BELGRADE, Serbia (AP) — Issuing an international arrest warrant for Russian President Vladimir Putin will have negative consequences and will only prolong the war in Ukraine, Serbia’s president said Sunday.

The International Criminal Court issued the warrant for the Russian leader on Friday, accusing him of war crimes. The ICC accused him of bearing personal responsibility for the abductions of children from Ukraine during Russia’s full-scale invasion of its neighbor that started almost 13 months ago.

But Serbian populist President Aleksandar Vucic, who had in the past boasted about his personal relation with the Russian leader, criticized the court’s decision.

“I think issuing an arrest warrant for Putin, not to go into legal matters, will have bad political consequences and it says that there is a great reluctance to talk about peace (and) about truce” in Ukraine, Vucic told reporters in Belgrade.

“My question is now that you have accused him of the biggest war crimes, who are you going to talk to now?” Vucic said.

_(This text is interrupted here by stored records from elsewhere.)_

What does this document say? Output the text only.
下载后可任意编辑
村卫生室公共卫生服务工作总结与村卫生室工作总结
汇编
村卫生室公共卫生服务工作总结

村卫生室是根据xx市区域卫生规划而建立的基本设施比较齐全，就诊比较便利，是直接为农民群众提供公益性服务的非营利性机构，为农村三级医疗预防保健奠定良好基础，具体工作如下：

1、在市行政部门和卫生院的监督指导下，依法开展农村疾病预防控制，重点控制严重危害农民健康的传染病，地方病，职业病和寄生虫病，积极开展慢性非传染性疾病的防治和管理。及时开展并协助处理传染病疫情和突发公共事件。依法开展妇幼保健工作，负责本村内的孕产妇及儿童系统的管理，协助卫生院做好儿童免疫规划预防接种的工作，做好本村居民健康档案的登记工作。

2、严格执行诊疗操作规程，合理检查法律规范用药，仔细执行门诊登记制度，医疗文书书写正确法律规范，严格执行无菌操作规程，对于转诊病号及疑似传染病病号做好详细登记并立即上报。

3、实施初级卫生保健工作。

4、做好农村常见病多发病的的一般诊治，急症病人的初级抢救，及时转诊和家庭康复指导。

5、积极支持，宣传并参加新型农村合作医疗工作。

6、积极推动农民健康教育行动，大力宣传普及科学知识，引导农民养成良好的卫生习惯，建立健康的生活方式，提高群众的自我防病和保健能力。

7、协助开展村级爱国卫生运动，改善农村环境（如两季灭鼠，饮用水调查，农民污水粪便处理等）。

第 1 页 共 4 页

“Do you really think that it is possible to defeat Russia in a month, three months or a year?” he asked, adding: “There is no doubt that the goal of those who did this is to make it difficult for Putin to communicate, so that everyone who talks to him is aware that he is accused of war crimes.”

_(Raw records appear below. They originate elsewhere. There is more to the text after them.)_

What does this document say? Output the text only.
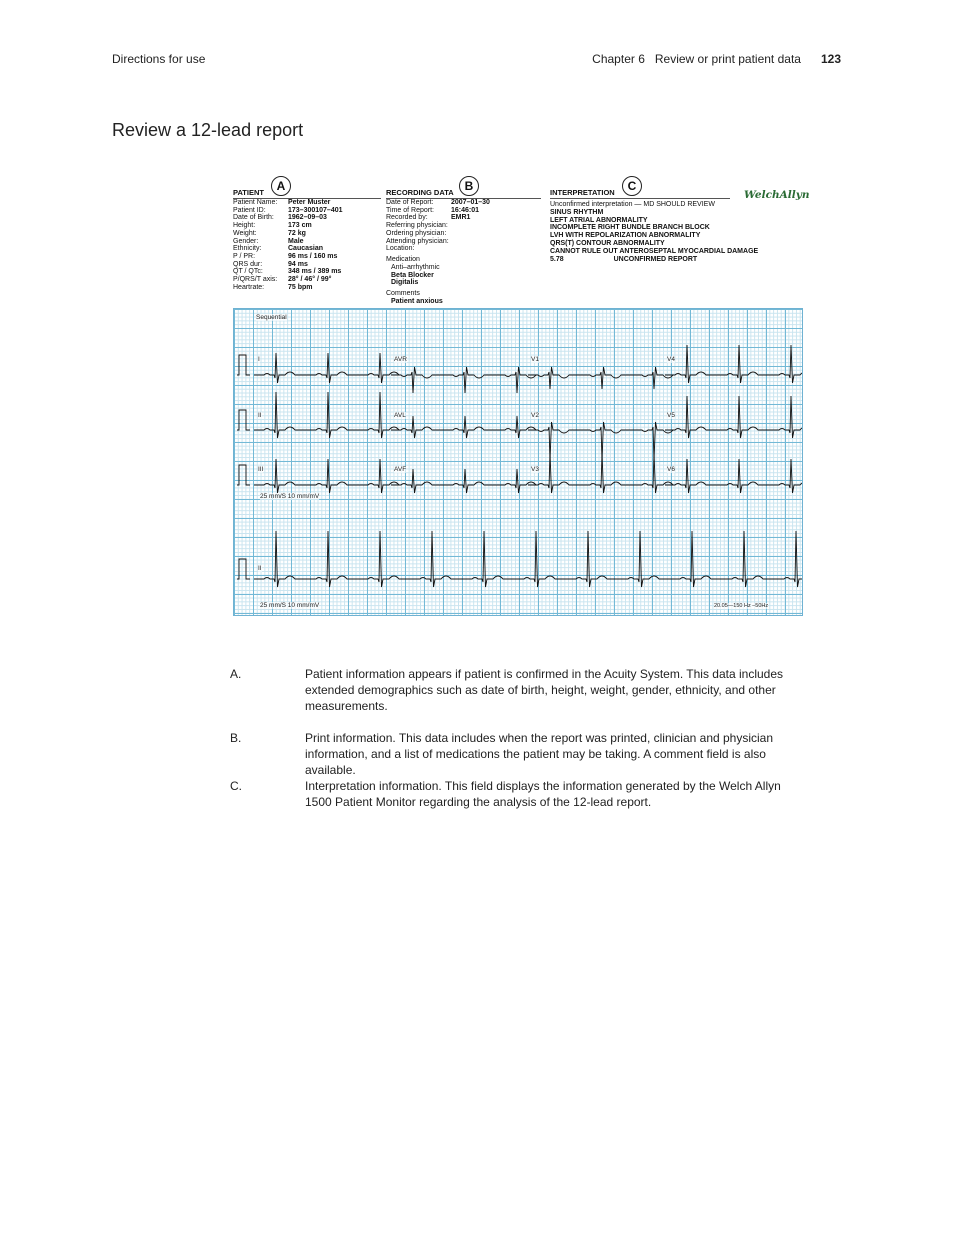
Directions for use	Chapter 6 Review or print patient data 123
Review a 12-lead report
A	B	C
PATIENT
Patient Name:	Peter Muster
Patient ID:	173–300107–401
Date of Birth:	1962–09–03
Height:	173 cm
Weight:	72 kg
Gender:	Male
Ethnicity:	Caucasian
P / PR:	96 ms / 160 ms
QRS dur:	94 ms
QT / QTc:	348 ms / 389 ms
P/QRS/T axis:	28° / 46° / 99°
Heartrate:	75 bpm
RECORDING DATA
Date of Report:	2007–01–30
Time of Report:	16:46:01
Recorded by:	EMR1
Referring physician:
Ordering physician:
Attending physician:
Location:
Medication
Anti–arrhythmic
Beta Blocker
Digitalis
Comments
Patient anxious
INTERPRETATION
Unconfirmed interpretation — MD SHOULD REVIEW
SINUS RHYTHM
LEFT ATRIAL ABNORMALITY
INCOMPLETE RIGHT BUNDLE BRANCH BLOCK
LVH WITH REPOLARIZATION ABNORMALITY
QRS(T) CONTOUR ABNORMALITY
CANNOT RULE OUT ANTEROSEPTAL MYOCARDIAL DAMAGE
5.78	UNCONFIRMED REPORT
WelchAllyn
Sequential
I	AVR	V1	V4
II	AVL	V2	V5
III	AVF	V3	V6
II
25 mm/S 10 mm/mV
25 mm/S 10 mm/mV	20.05—150 Hz –50Hz
A.	Patient information appears if patient is confirmed in the Acuity System. This data includes extended demographics such as date of birth, height, weight, gender, ethnicity, and other measurements.
B.	Print information. This data includes when the report was printed, clinician and physician information, and a list of medications the patient may be taking. A comment field is also available.
C.	Interpretation information. This field displays the information generated by the Welch Allyn 1500 Patient Monitor regarding the analysis of the 12-lead report.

Asked if Putin would be arrested if he comes to Serbia, Vucic said that it is “a pointless question, because it is clear that as long as the conflict (in Ukraine) continues, Putin has nowhere to go.”

Although Serbia is seeking European Union membership, it has maintained close ties to Russia and is the only European state that has refused to join international sanctions against Moscow.

Vucic, a strong opponent of international war crimes courts, was a ranking official of an ultranationalist party whose leader Vojislav Seselj and several other members ended up in the international war crimes court on trials for crimes they committed during the wars in the 1990s.

In the late 1990s, Vucic was information minister in the government of Serbian President Slobodan Milosevic during the war in Kosovo where Serb troops were accused of various war crimes committed against Kosovo Albanian separatists.

Milosevic was arrested in Serbia on war crime charges in 2001. He died at the international war crimes court in the Hague in 2006 before his trial on the crimes committed by Serbian troops during the wars in the Balkans in the 1990s ended.